Healthcare in Kenya
Please note, these facts and figures were correct at the time of writing this. Things may have changed by the time you read it.
Discussion of challenges relating to the provision of health care in Kenya
- Most maternal deaths are due to causes directly related to pregnancy and childbirth unsafe abortion and obstetric complications such as severe bleeding, infection, hypertensive disorders, and obstructed labor. Others are due to causes such as malaria, diabetes, hepatitis, and anaemia, which are aggravated by pregnancy. 8.5% of children will die before they reach their fifth birthday; leading causes of death is diarrhoea and malaria.
- Infectious diseases in Kenya are high
- Wide disparities in healthcare – ‘INAEQUATE HALTHCARE INFRASTRUCTURE’ and ‘DISTRIBUTION INEQUALITIS’ presenting major challenges in system development.
- Over 60% of the population live in rural locations – only 14% of the roads are paved.
- Travel is difficult (hills, mu and clay tracks); delivery of even basic healthcare is virtually impossible.
RIDERS FOR HEALTH
Non – government organisation (NGO)
Provide and maintain motorbikes – used to reach patients in outlying communities
Work in Kenya with African Infections Diseases Village clinics. (AIDSVCs)
Operates a grassroots initiative that provides outreach health workers from local community based organisations.
Opened a registered rider & driver training school – trainers develop skills in defensive diving, maintenance and journey planning.
Impact – travel time cut and an extra 20,000 people reached.
Their focus ranges from HIV and AIDS care, supporting orphans, vulnerable children and marginalised groups to water management and sanitation.
(Began general fundraising for children. Barry and Andrea Coleman realised motorbikes were broken down and a nurse told them that they could not give medical help to people outside the village because they were unable to get there. Barry began working with agencies to develop new systems for managing vehicles in different conditions. Andrea began building worldwide support for a new initiative in Africa. It was supported by the motorcycle community).
- Outreach healthcare workers increased field work to four days a week.
- Travel time for riders has been cut from four hours to one hour a day
- an extra 20,000 people across Kenya reached
Riders for Health has now grown to an organisation that has programmes in seven countries across Africa, and improves access to health care to over 12 million people
Kenya and The Millennium Development
Millennium Development Declaration (consists of right goals):
1) Eradicate extreme poverty and hunger
2) Achieve universal primary education
3) Promote gender equality
4) Reduce chid mortality
Kenyan government produced a report stating even with goals – most of them would never be achieved. Although Kenya was committed to making it work.
The report set out a policy plan – help country work to millennium development:
- Plans target public investment opportunities
- Deal with efforts to combat diseases.
The plan was set to run between 10-12 years. It listed targets for public investment opportunities. In section 6, there were sections on ways in which the country could combat HIV/AIDS.
The report was produced when Kenya had 4421 health facilities -
- 500 hospitals
- 611 Health Centres
- 3310 Sub-centres
The conclusion for the document was –
- Of all the money available, the focus should be on improving the human capacity (in the first three years)

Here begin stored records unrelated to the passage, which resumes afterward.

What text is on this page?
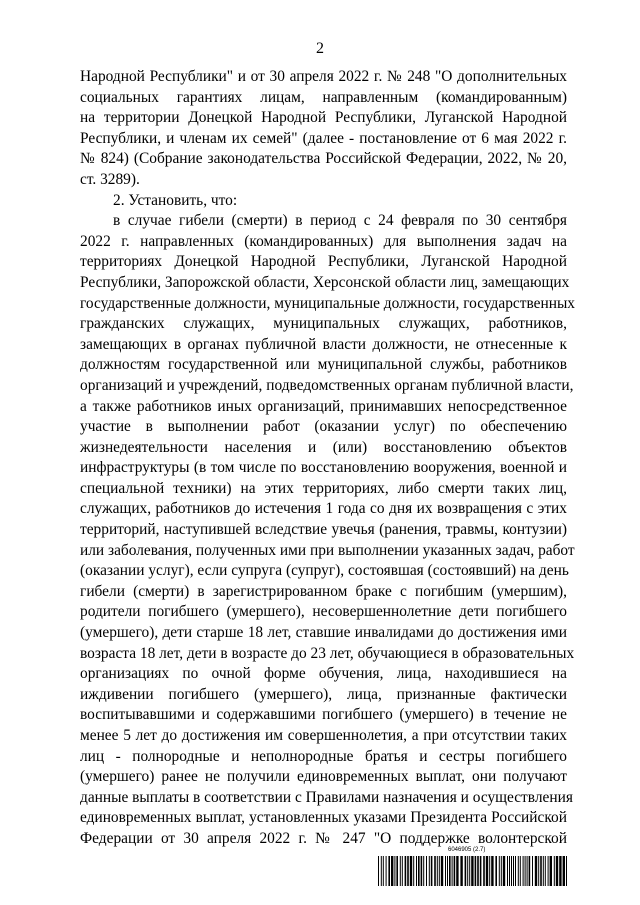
2
Народной Республики" и от 30 апреля 2022 г. № 248 "О дополнительных
социальных гарантиях лицам, направленным (командированным)
на территории Донецкой Народной Республики, Луганской Народной
Республики, и членам их семей" (далее - постановление от 6 мая 2022 г.
№ 824) (Собрание законодательства Российской Федерации, 2022, № 20,
ст. 3289).
2. Установить, что:
в случае гибели (смерти) в период с 24 февраля по 30 сентября
2022 г. направленных (командированных) для выполнения задач на
территориях Донецкой Народной Республики, Луганской Народной
Республики, Запорожской области, Херсонской области лиц, замещающих
государственные должности, муниципальные должности, государственных
гражданских служащих, муниципальных служащих, работников,
замещающих в органах публичной власти должности, не отнесенные к
должностям государственной или муниципальной службы, работников
организаций и учреждений, подведомственных органам публичной власти,
а также работников иных организаций, принимавших непосредственное
участие в выполнении работ (оказании услуг) по обеспечению
жизнедеятельности населения и (или) восстановлению объектов
инфраструктуры (в том числе по восстановлению вооружения, военной и
специальной техники) на этих территориях, либо смерти таких лиц,
служащих, работников до истечения 1 года со дня их возвращения с этих
территорий, наступившей вследствие увечья (ранения, травмы, контузии)
или заболевания, полученных ими при выполнении указанных задач, работ
(оказании услуг), если супруга (супруг), состоявшая (состоявший) на день
гибели (смерти) в зарегистрированном браке с погибшим (умершим),
родители погибшего (умершего), несовершеннолетние дети погибшего
(умершего), дети старше 18 лет, ставшие инвалидами до достижения ими
возраста 18 лет, дети в возрасте до 23 лет, обучающиеся в образовательных
организациях по очной форме обучения, лица, находившиеся на
иждивении погибшего (умершего), лица, признанные фактически
воспитывавшими и содержавшими погибшего (умершего) в течение не
менее 5 лет до достижения им совершеннолетия, а при отсутствии таких
лиц - полнородные и неполнородные братья и сестры погибшего
(умершего) ранее не получили единовременных выплат, они получают
данные выплаты в соответствии с Правилами назначения и осуществления
единовременных выплат, установленных указами Президента Российской
Федерации от 30 апреля 2022 г. № 247 "О поддержке волонтерской
6046905 (2.7)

- About 39% should be allocated to operations and maintenance
- About 19% of the costs should be directed towards investments in buildings, roads and other infrastructure.

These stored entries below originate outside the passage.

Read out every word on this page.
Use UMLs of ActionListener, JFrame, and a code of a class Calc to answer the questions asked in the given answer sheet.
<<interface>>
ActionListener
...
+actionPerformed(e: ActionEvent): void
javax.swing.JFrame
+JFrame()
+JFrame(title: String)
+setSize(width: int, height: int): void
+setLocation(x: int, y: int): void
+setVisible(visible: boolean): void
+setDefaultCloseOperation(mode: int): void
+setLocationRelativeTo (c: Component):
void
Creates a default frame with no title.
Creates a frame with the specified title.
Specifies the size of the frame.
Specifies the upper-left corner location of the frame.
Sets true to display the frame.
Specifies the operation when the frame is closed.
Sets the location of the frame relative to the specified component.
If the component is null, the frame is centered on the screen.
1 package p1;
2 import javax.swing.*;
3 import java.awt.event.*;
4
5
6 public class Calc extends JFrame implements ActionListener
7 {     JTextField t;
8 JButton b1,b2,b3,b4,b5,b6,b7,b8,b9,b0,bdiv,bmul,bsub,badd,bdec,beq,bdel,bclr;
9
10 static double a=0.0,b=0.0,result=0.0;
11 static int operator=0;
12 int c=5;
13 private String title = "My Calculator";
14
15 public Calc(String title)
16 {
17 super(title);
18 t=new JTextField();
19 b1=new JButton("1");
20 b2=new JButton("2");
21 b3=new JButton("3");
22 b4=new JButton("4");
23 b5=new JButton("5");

- Then, in the medium term, public expenditures should continue to be directed towards sustaining additional human capital and investing in infrastructure – especially in the major trunk roads and rural access.
Kenya Medical Supplies Agency
Pharmaceutical supplies - highly centralised logistics system - many supplies imported through port of Mombasa. These supplies are then sent to warehouses based on the proportion of the country’s population living area. It is then sorted and sent to clinics. Deliveries made by Lorries which have adapted well to main roads in urbanised areas but are unsuitable for the roads in remote areas.
Staffing and resources issues – allocating limited resources to fund whole of country’s healthcare problems. Spending is concentrated on increasing the number of healthcare professionals - shortage of trained staff is obvious. Trained staff are unevenly distributed and the ratio between doctor and patients is much higher in the urban area than in the rural. This is similar with nurses.
‘Rotating Expat Programme’ to attract and develop talent. With this, more professionals from developed areas would join Kenya – meaning this would need help from a partner country from the developing world but would bring in many benefits.
Due to poor communication and infrastructure, here are few opportunities for staff to order supplies according to local demand. Due to the poor transport system, supplies are often late or do not even arrive.
KEMSA need to develop a well-designed and maintained IT system to begin developing the chain system to meet the needs of health workers and regarded to the pharmaceuticals. The delivery system could them be improved with 4X4s.